Un coup dans le dos

Jeudi 11 avril, la police britannique a arrêté le fondateur du site lanceur d’alertes WikiLeaks. Dans la foulée, il a été reconnu coupable par la justice britannique d’avoir violé les conditions de sa liberté provisoire.  Pour l’interpeller, elle a pénétré dans l’ambassade d’Équateur à Londres, ce pays ayant décidé de mettre fin au statut d’asile dont il bénéficiait.

 

Agé de 47 ans, le fondateur de Wikileaks était réfugié à l’ambassade d’Equateur depuis sept ans.
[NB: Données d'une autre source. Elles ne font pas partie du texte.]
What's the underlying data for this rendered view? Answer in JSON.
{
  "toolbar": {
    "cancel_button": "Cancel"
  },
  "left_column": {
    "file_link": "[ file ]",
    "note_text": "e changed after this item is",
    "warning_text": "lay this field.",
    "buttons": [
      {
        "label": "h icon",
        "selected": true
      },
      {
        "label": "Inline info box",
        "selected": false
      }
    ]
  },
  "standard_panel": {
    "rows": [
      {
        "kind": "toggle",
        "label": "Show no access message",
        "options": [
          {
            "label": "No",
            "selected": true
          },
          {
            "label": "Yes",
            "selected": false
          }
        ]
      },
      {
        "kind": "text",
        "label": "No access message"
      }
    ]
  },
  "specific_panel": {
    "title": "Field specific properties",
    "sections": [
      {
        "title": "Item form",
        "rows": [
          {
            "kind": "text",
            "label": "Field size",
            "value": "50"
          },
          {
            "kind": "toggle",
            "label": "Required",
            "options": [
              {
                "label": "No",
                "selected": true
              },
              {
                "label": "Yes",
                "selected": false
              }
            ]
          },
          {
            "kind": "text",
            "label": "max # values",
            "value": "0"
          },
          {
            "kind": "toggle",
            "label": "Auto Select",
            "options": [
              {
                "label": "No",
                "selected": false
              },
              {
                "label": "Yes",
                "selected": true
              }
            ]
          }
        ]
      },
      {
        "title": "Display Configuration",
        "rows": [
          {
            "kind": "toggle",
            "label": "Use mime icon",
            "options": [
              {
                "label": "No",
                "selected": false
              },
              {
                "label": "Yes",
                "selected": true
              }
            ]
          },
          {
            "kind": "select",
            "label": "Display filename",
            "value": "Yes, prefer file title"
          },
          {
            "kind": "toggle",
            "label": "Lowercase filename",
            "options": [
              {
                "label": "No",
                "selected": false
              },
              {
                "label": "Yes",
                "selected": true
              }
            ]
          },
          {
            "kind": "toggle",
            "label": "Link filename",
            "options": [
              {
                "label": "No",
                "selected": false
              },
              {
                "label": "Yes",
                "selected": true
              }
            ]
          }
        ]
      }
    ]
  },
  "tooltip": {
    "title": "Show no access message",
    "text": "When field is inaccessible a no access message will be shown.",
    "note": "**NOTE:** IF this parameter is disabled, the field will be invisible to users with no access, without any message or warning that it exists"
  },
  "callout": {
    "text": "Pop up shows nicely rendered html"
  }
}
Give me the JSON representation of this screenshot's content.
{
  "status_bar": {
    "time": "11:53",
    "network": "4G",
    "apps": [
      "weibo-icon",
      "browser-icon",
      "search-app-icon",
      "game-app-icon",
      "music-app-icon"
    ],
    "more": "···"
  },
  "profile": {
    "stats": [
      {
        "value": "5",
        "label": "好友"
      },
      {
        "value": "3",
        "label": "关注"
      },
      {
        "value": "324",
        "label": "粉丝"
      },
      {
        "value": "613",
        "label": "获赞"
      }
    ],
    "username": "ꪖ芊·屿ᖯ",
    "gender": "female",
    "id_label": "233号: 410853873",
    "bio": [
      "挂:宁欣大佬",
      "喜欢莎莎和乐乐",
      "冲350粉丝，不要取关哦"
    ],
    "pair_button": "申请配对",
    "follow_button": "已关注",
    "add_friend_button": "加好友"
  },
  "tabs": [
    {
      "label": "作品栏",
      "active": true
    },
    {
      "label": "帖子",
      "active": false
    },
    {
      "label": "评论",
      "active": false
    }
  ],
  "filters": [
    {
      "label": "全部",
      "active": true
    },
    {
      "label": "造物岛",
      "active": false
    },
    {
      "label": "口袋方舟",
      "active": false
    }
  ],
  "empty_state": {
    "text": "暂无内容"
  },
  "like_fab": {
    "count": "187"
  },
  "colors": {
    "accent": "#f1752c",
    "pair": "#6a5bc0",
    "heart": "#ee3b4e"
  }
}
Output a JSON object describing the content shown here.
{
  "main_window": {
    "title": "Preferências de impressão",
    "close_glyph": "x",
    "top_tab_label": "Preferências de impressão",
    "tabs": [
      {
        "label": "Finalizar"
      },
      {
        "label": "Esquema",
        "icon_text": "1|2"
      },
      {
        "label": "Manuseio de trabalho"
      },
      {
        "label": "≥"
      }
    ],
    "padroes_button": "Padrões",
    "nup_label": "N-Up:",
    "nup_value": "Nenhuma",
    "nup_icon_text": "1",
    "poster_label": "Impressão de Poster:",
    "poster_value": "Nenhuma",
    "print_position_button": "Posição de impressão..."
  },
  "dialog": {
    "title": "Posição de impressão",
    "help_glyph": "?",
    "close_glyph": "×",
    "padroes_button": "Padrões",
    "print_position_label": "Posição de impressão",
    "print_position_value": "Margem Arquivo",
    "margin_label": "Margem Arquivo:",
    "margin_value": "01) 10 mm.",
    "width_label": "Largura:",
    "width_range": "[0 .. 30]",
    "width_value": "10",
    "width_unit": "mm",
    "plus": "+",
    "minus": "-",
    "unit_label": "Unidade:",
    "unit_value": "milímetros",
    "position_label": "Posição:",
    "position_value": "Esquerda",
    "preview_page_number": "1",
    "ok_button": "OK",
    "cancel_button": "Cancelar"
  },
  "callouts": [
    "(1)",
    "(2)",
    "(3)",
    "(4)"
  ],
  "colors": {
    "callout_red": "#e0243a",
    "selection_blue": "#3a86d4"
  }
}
Les Etats-Unis, qui l’accusent d’avoir piraté un ordinateur contenant des secrets militaires, demandent son extradition. Recherché, également, par la Suède pour des délits sexuels qu’il nie, il avait, en 2012, rompu la liberté conditionnelle, que lui avait accordée la justice britannique et demandé l’asile à l’Equateur. Les procureurs suédois ont classé sans suite leur enquête, mais Assange, craignant une extradition vers les Etats-Unis, n’a pas quitté l’ambassade, il reçoit la nationalité équatorienne en 2018. Cependant, le nouveau président du pays, Lenin Moreno, le considérant comme une gêne pour ses relations diplomatiques, a fini par le livrer.

 

Assange a fondé Wikileaks en 2006. Le principe : tout lanceur d’alerte peut, via un canal crypté sans risque d’être identifié, adresser au site des documents confidentiels. En 2008, Wikileaks a publié une vidéo de 2007 montrant des hélicoptères américains en Irak ciblant par erreur des civils (12 morts dont 2 journalistes de Reuters). En 2019, en collaboration avec « Le Monde », « The New York Times », « The Guardian »…, il a rendu public des milliers de câbles diplomatiques américains classifiés.

 

Les e-mails de la candidate Hillary Clinton, publiés par Wikileaks pendant la campagne présidentielle de 2016, auraient été fournis par un hacker russe. Julian Assange est alors accusé d’avoir des liens avec les services de Poutine, ce qu’il nie farouchement. Depuis quelques années, son site vise particulièrement les Etats-Unis, mais il a aussi publié des documents embarrassants sur la Russie.

 

En juillet 2015, l’ancien président français a refusé une demande d’asile d’Assange. Wikileaks venait de révéler comment les Américains avaient espionné directement Hollande et ses deux prédécesseurs, Nicolas Sarkozy et Jacques Chirac. En Tunisie, de nombreux câbles ont divulgué plusieurs informations sur les exactions de la fratrie Ben Ali.

Le fondateur de Wikileaks est actuellement incarcéré dans une prison londonienne. C’est depuis cette prison que sera organisée, cette semaine, par vidéoconférence, la première audience concernant sa demande d’extradition vers les Etats-Unis. Affaire à suivre.